Protein: 8 grams per 1 cup serving, cooked

A food so healthy that NASA hopes we'll grow it on interplanetary space flights, quinoa looks a lot like couscous, but it's way more nutritious. Full of fiber, iron, magnesium, and manganese, quinoa is a terrific substitute for rice and it's versatile enough to make muffins, fritters, cookies, and breakfast casseroles.

BUCKWHEAT

Protein: 6 grams per 1 cup serving, cooked

Buckwheat is, in fact, not a type of wheat at all, but a relative of rhubarb. The Japanese have turned the plant into funky noodles called soba. Buckwheat is crazy healthy: Some studies have shown that it may improve circulation, lower blood cholesterol, and control blood glucose levels.

HEMPSEED

Protein: 10 grams per 2 tablespoon serving

Relax, this hemp won't get anyone stoned. This relative of the popular narcotic contains significant amounts of all nine essential amino acids, as well as plenty of magnesium, zinc, iron, and calcium. They're also a rare vegan source of essential fatty acids, like omega-3s, which can help fight depression without the need to get high!

CHIA

Protein: 4 grams per 2 tablespoon serving

Chia seeds are the highest plant source of omega-3 fatty acids, and they contain more fiber than flax seeds or nuts. Chia is also a powerhouse of iron, calcium, zinc, and antioxidants, but the best thing about these little seeds is that they form a goopy gel when combined with milk or water. This makes them fantastic for making healthy puddings, thickening smoothies, or replacing eggs in vegan baking.

SOY

Protein: 10 grams per 1/2 cup serving (firm tofu); 15 grams per 1/2 cup serving (tempeh); 15 grams per 1/2 cup serving (natto)
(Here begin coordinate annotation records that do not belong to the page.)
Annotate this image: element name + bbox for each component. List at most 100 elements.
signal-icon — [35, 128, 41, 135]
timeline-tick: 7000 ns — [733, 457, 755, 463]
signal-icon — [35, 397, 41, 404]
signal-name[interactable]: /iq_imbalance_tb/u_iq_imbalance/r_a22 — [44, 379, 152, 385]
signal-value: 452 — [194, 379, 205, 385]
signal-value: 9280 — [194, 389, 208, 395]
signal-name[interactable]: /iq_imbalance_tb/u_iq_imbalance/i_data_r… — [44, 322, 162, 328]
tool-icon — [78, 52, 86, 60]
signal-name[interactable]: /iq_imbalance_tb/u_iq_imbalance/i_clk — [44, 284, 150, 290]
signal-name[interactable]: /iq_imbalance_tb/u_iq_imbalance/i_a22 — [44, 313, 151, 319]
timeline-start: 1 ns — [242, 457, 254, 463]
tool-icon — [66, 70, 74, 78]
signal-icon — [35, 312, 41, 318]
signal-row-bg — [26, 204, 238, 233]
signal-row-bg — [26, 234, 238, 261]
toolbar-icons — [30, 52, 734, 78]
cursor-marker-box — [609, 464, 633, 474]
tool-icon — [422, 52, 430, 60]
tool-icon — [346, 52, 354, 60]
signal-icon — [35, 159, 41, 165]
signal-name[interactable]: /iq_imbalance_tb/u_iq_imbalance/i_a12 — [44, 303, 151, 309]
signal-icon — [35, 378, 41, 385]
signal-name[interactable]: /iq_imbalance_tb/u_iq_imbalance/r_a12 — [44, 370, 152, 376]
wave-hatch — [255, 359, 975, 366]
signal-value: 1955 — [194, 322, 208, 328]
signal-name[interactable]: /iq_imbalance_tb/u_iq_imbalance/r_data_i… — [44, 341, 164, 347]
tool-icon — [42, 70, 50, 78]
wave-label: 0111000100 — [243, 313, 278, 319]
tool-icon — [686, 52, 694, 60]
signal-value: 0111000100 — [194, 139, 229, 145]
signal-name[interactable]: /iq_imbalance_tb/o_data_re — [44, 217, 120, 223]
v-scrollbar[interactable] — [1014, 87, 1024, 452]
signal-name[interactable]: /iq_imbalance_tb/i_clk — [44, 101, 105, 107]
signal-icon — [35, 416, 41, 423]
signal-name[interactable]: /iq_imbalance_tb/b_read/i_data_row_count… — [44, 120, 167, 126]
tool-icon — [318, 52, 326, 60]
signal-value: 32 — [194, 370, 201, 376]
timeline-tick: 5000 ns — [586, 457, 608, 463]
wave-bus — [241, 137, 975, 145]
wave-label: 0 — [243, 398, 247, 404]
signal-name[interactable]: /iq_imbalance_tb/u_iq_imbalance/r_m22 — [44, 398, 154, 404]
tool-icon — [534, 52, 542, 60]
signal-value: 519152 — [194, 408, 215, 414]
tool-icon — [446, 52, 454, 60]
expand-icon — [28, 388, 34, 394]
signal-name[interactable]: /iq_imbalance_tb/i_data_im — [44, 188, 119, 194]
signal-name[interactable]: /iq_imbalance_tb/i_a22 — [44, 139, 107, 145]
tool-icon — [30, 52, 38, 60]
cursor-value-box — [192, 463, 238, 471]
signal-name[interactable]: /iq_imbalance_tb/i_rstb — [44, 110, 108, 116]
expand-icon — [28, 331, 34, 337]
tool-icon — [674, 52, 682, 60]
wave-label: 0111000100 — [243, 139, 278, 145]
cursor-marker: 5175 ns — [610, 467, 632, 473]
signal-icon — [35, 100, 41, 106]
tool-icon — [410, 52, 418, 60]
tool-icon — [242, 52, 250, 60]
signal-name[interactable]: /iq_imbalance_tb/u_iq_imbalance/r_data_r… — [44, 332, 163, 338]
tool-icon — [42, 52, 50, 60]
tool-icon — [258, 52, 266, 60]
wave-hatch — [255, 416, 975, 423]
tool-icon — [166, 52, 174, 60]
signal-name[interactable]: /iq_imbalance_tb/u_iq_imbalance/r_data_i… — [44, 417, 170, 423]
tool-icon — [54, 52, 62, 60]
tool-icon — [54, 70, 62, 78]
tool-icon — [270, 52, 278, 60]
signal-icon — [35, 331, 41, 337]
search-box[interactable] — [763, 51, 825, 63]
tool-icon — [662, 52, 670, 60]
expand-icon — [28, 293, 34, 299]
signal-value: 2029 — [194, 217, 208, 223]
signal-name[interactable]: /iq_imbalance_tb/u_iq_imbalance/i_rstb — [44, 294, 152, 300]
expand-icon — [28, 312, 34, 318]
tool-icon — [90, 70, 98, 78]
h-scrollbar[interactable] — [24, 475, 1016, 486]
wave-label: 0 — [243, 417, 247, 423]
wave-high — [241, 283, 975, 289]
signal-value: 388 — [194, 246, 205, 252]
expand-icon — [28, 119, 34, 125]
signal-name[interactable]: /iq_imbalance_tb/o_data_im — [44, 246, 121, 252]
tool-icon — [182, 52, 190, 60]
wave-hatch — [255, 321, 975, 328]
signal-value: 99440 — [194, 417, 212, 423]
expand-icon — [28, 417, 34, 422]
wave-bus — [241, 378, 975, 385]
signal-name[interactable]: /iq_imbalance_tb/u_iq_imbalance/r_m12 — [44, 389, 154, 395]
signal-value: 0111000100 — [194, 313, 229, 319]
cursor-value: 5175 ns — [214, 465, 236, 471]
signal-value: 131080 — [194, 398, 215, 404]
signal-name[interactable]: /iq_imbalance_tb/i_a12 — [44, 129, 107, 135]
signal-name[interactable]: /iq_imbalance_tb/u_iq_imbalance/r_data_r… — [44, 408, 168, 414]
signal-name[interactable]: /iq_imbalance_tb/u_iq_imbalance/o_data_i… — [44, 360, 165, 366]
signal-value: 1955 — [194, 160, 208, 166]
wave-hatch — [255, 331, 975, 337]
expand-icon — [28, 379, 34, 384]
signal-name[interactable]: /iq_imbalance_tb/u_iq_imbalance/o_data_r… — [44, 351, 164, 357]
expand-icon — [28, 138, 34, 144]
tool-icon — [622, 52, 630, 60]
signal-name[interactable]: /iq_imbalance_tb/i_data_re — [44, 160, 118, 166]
While beans are normally low in the amino acid methionine, soy is a complete protein and thoroughly deserves its status as the go-to substitute for the meat-free (but go easy on the processed varieties). Tempeh and natto are made by fermenting the beans, but tofu is probably the best-known soy product. If protein's a concern, it's important to choose the firmest tofu available—the harder the tofu, the higher the protein content.

RICE AND BEANS

Protein: 7 grams per 1 cup serving

One of the simplest, cheapest, and vegan-est meals in existence is also one of the best sources of protein around. Most beans are low in methionine and high in lysine, while rice is low in lysine and high in methionine. Put 'em together, and what do you have? Protein content on par with that of meat. Subbing lentils or chickpeas for beans produces the same effect. These meals are a great way to load up on protein and carbohydrates after an intense workout.

SPIRULINA WITH GRAINS OR NUTS

Protein: 4 grams per 1 tablespoon

Contrary to popular belief, this member of the algae family is not a complete protein, since it's lacking in methionine and cysteine. All that's needed to remedy this is to add something with plenty of these amino acids, such as grains, oats, nuts, or seeds.

HUMMUS AND PITA

Protein: 7 grams per 1 whole-wheat pita and 2 tablespoons of hummus

The protein in wheat is similar to that of rice, in that it's only deficient in lysine. But chickpeas have plenty of lysine, giving us all the more reason to tuck into that Middle Eastern staple: hummus and pita. Chickpeas have a similar amino acid profile to most legumes, so don't be afraid to experiment with hummus made from cannellini, edamame, or other kinds of beans.

PEANUT BUTTER SANDWICH

Protein: 15 grams per 2-slice sandwich with 2 tablespoons of peanut butter

Every time legumes like beans, lentils, and peanuts are combined with grains like wheat, rice, and corn, a complete protein is born. Peanut butter on whole wheat is an easy snack that, while high in calories, provides a heaping dose of all the essential amino acids and plenty of healthy fats to boot. Experiment with nut butters like almond, cashew and more.